To begin the warm-up, have your students start jogging. Yell out the different pace descriptions they came up with, calling out each one several times. Have runners maintain each pace until you call out the next one. Sprints can last for 10 to 20 seconds, running and jogging for up to 3 minutes, and walking for up to 1 minute. Spend most of the time having your students run and jog and allow adequate recovery time for sprints.

Building Arm and Leg Strength (5-10 minutes)

Have students form a circle around you, and lead them in arm and leg strength exercises.

See the Supplementary Topic on Muscular Strength and Endurance for appropriate activities.

Circle Dynamic Stretch (5-10 minutes)

Have students form a circle around you and lead them in dynamic stretches.

See the Supplementary Topic on Muscular Strength and Endurance for appropriate activities.


The Centipede

You will need cones and batons for this activity. Create teams of 5 to 12 runners with roughly equal abilities. Give each group a baton. Have kids run single file together in a line, pretending to be a centipede. The first kid should have the baton, which they will pass back while they run. When it gets to the end of the line, that runner will sprint to the front of the line and begin passing the baton back.

For a more playful version, pick a category like colors or animals and have each runner call out something that fits before they sprint to the front of the line. While the baton helps keep the group together, coaches can run with the group to help pace and maintain the line.


During an interval workout, athletes run fast intervals (70 to 80 % effort) for short distances, ranging from 50 to 400 meters, with full recovery periods (about 5 minutes) between them . A speed workout might consist of six 200-meter runs, with each interval followed by a five-minute recovery period.


Distance Run

Athletes go for a long easy run or a combination run/walk at a comfortable pace while keeping a relaxed form. For example, athletes can run for 15 minutes and then try to run the same distance in less time.


Uphill Challenge

Athletes hold their arms behind their back and charge full speed up a hill. Repeat this a 3 to 5 times Then they run up the hill normally using your best arm action as referred to in Session 1. Repeat this three to five times. The athletes should note the differences in comfort, power, speed in armless running versus normal running. For a more playful version of the activity, restrain the arm swing by carrying two small cups, each filled halfway with water. Or try balancing tennis balls on big spoons in each hand. The key is to keep running at full speed without walking.

Wrap-up Game

Time Trials

You will need cones, a stopwatch, and a whistle. This pacing exercise establishes a baseline for each runner's fitness level and pacing skills. Time each runner at a set distance. For novice runners, a half mile or mile is a good starting point. Use a measured course and keep the distance the same across trials. Remind runners to focus on running their own personal best. For advanced runners, call out split times to guide their pacing. You can ask runners to guess their times over a short distance.
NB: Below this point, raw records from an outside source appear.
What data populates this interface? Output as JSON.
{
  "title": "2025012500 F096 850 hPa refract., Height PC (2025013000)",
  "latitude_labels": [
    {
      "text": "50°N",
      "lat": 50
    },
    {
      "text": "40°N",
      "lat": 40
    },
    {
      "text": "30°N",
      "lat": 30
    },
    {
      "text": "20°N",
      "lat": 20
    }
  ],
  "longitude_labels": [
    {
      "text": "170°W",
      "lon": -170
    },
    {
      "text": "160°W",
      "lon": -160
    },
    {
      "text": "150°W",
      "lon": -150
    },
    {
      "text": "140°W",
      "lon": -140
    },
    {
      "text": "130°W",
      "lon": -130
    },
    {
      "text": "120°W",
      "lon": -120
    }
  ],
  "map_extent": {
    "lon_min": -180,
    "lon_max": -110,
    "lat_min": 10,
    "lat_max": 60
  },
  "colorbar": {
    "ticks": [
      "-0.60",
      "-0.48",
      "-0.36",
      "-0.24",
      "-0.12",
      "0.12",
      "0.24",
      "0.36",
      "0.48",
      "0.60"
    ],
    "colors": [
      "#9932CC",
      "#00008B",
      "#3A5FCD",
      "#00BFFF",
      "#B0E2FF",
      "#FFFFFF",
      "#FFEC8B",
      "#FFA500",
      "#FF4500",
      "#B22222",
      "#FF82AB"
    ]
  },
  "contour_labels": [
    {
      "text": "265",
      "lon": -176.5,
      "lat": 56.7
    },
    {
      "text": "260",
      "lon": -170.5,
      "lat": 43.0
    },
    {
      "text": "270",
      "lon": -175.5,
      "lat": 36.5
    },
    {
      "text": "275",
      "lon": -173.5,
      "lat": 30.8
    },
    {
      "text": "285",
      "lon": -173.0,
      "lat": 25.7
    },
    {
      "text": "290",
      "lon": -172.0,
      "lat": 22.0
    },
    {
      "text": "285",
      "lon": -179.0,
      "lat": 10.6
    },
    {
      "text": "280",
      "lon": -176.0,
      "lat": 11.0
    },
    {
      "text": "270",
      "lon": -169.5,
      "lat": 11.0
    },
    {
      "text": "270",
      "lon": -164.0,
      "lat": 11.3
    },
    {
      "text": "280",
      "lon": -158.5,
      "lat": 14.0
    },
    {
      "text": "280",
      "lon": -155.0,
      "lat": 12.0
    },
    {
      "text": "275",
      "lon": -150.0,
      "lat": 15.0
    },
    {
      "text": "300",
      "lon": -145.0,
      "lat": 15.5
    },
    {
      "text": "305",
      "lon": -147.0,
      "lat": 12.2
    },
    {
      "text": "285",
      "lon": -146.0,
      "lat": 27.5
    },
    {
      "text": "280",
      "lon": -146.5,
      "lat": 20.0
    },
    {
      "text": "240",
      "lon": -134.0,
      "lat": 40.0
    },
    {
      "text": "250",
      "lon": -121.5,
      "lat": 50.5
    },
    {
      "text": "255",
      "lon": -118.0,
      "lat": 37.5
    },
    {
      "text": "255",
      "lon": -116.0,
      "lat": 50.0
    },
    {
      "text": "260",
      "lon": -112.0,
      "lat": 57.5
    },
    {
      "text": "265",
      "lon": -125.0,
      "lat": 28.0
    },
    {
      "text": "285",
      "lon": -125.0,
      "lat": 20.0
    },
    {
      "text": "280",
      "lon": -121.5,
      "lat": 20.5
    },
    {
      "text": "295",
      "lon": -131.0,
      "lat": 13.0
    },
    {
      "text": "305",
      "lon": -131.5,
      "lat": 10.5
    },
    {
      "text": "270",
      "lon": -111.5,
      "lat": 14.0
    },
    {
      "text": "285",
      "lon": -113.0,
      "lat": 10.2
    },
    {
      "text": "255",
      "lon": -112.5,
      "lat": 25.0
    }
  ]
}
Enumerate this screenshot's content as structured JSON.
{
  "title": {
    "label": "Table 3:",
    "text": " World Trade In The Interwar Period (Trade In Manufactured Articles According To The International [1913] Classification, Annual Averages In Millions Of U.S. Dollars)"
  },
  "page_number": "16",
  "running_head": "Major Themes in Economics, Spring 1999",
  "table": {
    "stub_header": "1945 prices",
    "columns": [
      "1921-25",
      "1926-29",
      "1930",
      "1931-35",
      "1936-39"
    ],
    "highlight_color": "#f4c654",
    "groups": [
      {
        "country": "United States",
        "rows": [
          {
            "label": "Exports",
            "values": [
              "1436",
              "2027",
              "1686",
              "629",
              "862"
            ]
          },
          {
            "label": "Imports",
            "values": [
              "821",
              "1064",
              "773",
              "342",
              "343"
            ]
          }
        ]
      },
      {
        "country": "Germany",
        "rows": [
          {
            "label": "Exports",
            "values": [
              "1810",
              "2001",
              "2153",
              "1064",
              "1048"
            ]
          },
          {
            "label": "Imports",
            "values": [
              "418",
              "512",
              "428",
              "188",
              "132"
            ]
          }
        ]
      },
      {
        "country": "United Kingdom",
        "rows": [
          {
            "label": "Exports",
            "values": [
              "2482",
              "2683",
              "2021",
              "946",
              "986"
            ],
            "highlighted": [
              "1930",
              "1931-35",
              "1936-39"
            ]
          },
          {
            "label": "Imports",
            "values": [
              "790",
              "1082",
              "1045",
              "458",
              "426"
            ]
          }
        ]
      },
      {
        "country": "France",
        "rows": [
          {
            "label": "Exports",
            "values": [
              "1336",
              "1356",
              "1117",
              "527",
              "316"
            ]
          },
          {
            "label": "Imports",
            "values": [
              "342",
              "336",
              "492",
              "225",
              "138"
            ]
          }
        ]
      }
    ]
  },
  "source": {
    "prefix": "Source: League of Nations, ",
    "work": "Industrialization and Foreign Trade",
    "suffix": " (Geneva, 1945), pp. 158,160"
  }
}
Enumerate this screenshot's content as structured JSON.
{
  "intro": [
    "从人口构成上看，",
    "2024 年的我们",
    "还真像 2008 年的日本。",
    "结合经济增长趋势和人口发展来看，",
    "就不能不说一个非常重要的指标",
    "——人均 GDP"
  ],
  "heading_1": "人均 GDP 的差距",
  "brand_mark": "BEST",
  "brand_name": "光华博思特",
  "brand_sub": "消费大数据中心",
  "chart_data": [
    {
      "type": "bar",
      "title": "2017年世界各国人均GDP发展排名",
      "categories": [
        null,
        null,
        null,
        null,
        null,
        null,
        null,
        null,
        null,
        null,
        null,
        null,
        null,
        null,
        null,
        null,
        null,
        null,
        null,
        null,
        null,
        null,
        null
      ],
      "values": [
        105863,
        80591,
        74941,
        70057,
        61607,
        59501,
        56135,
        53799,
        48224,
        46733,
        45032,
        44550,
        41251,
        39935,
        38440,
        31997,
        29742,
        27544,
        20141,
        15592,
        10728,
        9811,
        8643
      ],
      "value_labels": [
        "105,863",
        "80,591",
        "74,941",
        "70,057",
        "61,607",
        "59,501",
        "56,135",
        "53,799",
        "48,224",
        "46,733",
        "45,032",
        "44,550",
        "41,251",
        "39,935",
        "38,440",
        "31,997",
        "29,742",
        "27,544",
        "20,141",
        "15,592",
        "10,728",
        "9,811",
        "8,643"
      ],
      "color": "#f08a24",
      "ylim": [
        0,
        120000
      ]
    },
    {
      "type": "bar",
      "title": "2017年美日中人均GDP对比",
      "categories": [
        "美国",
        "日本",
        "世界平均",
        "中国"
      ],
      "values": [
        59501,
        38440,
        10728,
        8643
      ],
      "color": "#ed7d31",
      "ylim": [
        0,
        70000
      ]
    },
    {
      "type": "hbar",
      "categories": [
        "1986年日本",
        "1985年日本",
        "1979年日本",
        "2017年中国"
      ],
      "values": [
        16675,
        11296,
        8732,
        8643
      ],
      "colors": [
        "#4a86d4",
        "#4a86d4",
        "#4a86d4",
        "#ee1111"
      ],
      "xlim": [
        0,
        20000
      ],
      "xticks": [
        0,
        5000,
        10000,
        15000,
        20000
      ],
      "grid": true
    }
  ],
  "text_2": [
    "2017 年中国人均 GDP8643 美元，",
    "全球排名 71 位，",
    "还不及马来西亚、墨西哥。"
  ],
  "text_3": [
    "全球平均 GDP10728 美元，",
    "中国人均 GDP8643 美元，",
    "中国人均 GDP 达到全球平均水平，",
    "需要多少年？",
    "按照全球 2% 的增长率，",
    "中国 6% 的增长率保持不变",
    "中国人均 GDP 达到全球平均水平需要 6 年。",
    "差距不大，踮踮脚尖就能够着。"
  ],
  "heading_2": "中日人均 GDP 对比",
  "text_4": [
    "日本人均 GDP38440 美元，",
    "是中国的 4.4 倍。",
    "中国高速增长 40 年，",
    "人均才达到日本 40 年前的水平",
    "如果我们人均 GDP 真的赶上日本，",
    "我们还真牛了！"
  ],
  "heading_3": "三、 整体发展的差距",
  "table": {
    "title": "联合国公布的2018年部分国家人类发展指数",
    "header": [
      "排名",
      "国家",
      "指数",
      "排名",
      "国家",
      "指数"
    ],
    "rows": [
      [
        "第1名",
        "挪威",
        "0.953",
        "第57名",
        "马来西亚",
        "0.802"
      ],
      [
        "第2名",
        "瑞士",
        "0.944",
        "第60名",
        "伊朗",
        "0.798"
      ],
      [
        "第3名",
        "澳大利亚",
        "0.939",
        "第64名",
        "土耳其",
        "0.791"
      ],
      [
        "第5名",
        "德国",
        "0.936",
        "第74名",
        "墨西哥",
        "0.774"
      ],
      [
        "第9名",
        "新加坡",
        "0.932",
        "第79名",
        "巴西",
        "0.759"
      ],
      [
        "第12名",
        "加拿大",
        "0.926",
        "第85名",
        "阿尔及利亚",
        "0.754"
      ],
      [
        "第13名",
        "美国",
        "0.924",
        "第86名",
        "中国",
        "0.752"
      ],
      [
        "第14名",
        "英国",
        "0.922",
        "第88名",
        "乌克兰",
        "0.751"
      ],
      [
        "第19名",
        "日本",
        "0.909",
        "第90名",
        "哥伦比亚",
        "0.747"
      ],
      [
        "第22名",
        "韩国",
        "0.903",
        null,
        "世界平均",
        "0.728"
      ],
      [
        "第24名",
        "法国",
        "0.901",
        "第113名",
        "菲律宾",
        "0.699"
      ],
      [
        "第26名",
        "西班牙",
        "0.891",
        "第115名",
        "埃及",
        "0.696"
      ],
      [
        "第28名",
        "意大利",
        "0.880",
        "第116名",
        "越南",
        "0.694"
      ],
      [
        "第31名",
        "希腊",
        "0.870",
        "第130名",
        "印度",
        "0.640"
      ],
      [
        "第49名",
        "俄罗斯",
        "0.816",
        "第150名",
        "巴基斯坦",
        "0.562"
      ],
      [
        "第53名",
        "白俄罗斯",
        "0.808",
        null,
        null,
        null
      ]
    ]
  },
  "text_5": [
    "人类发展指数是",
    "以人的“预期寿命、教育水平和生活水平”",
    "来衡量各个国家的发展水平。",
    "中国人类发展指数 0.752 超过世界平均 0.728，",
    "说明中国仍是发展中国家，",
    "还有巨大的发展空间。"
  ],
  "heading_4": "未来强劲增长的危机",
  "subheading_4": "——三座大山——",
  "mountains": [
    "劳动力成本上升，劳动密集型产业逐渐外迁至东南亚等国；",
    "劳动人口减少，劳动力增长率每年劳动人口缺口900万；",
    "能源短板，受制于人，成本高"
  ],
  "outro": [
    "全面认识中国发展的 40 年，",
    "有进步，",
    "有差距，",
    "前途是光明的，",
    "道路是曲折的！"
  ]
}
Discuss results with each runner, helping them set a goal for the season. Emphasize pacing as a way to work toward that goal. Repeat time trials regularly to monitor progress throughout the season. Have runners record their times and keep them for reference throughout the season.

Cool Down

Light Jog (2-5 minutes)

Lead the group on a light jog.

Static Stretching (3-5 minutes)

Have students form a circle around you and lead them in static stretches.

Please see the Supplementary Session on Stretching for additional stretches.